Once the script has verified the environment, it create the empty files (described above) and creates a Dockerfile, all of which can be used to build a Docker image. The generated files can be modified as needed to install packages or otherwise change the resulting docker image.

Note: re-running this script will cause any changes to be overwritten.

The script is not intended to run silently. It will print which stage its on and any problems or concerns it comes across.

testing.py

The intent behind this executable script is to test the algorithm implementation in a way that provides a high degree of certainty that it will succeed in a processing pipeline.

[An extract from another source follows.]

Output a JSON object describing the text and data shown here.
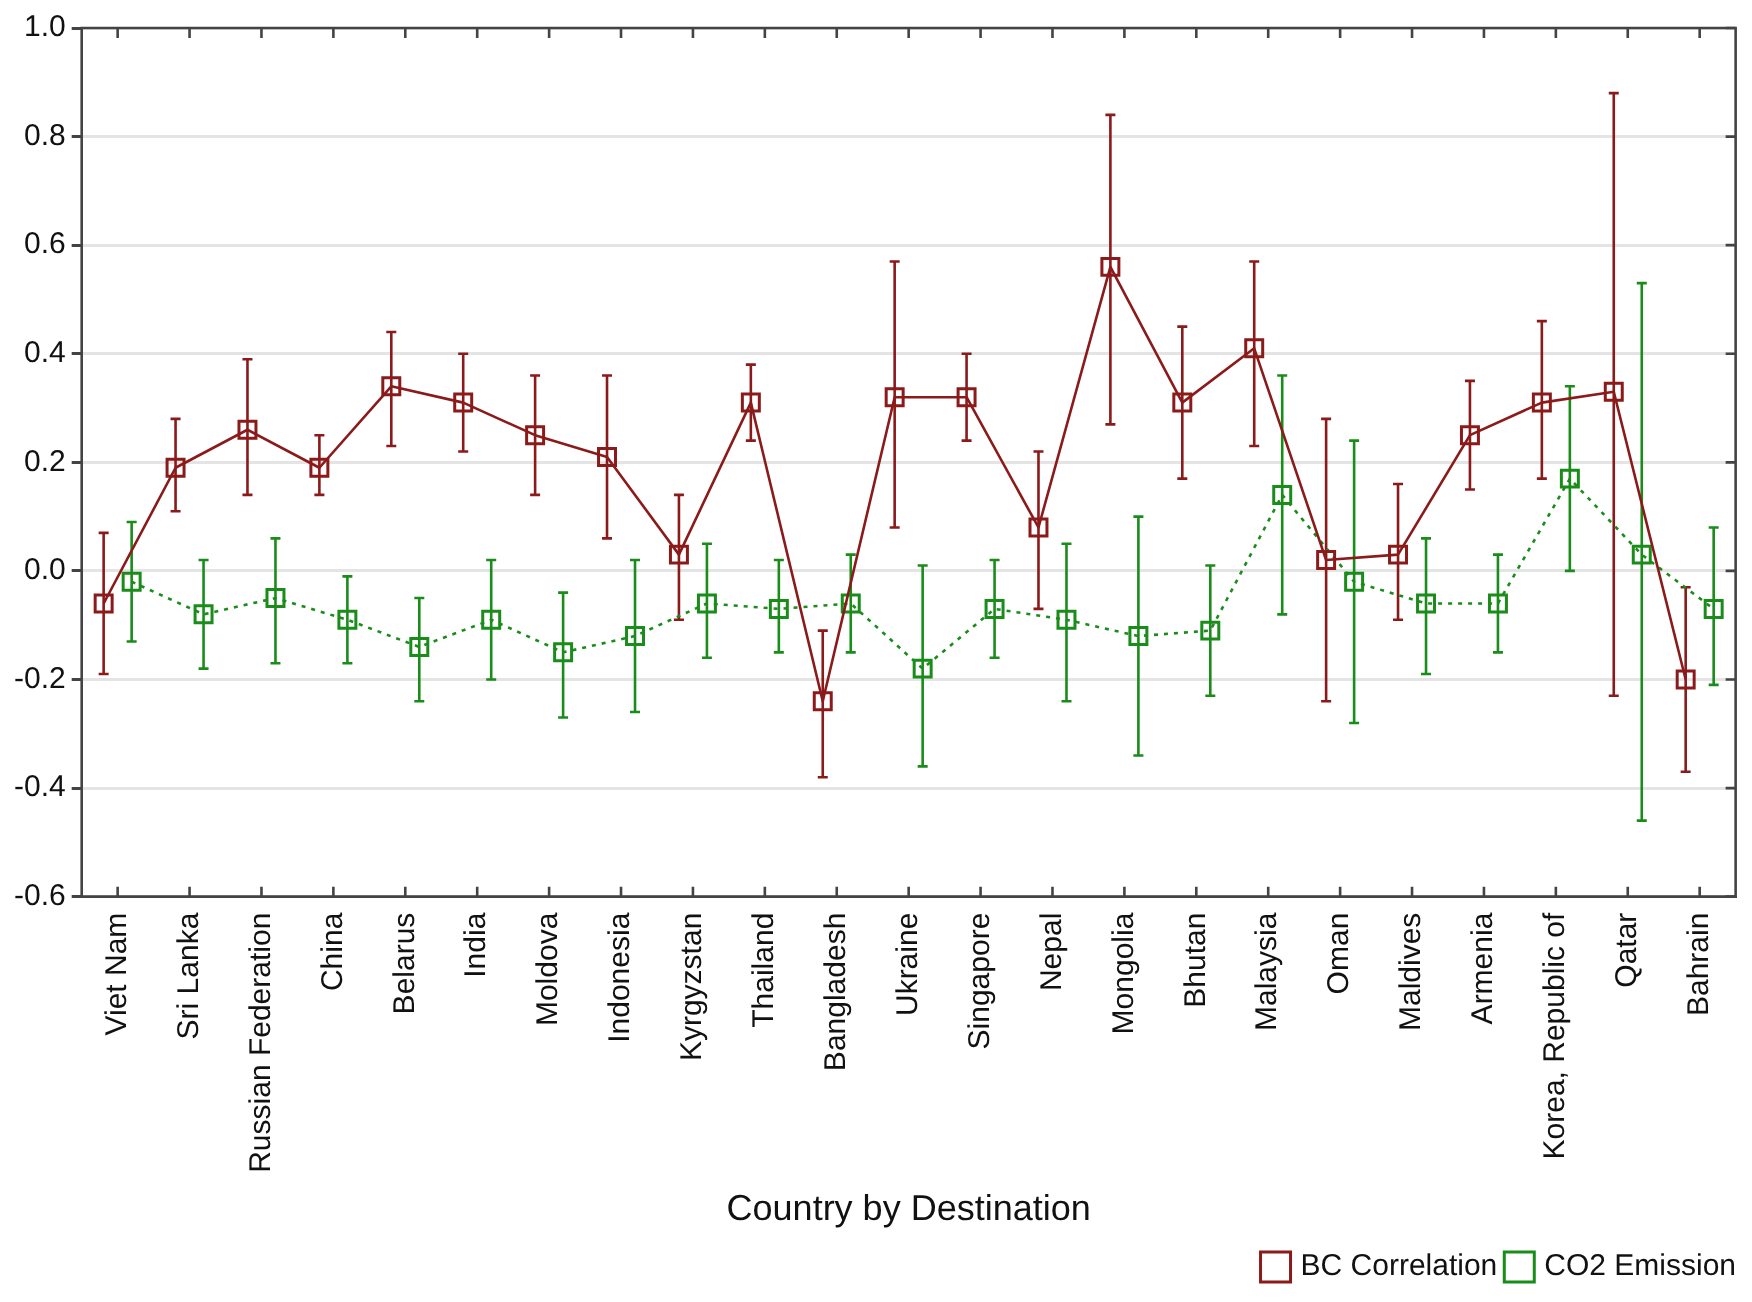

This script is not intended to replicate the environment of a processing pipeline.

This script takes a list of folders and/or files, loads their content, calls into the algorithm, and writes out the name of each file and the calculated values, one per line in CSV format. This output is preceded with a CSV header line.

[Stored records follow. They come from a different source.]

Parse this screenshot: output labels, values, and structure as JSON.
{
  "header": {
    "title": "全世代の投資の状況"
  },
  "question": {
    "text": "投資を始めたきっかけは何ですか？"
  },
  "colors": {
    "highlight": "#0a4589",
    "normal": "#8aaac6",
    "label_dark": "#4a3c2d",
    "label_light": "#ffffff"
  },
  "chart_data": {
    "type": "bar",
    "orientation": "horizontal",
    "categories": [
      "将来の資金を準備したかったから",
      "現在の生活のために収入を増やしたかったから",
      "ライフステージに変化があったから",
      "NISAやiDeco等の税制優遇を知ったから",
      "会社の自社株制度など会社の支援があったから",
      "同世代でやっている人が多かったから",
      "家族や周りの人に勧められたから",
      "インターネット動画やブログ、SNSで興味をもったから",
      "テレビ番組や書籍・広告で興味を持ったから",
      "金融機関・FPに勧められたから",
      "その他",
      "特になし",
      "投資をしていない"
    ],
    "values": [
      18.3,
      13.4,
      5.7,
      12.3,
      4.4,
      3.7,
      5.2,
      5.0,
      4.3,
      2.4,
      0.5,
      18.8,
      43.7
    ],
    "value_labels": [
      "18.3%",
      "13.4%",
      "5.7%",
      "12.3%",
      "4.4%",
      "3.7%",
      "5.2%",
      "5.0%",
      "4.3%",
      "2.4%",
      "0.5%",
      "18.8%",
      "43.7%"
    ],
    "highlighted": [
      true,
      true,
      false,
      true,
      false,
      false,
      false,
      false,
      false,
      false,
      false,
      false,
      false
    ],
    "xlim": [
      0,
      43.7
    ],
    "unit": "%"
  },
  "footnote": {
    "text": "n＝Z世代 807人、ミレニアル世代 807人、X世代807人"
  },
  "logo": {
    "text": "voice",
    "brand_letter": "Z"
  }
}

When run with no parameters, the script prints out usage information.

When run with files specified on the command line, the file names are checked that they exist, and another check is made to ensure that the variable are defined in the algorithm file. Once the checks are passed, the CSV header is printed. Each file is then loaded sequentially, and a call is made to the algorithm passing in the contents of that file. The name of each file and all returned values are printed in CSV format after the algorithm returns.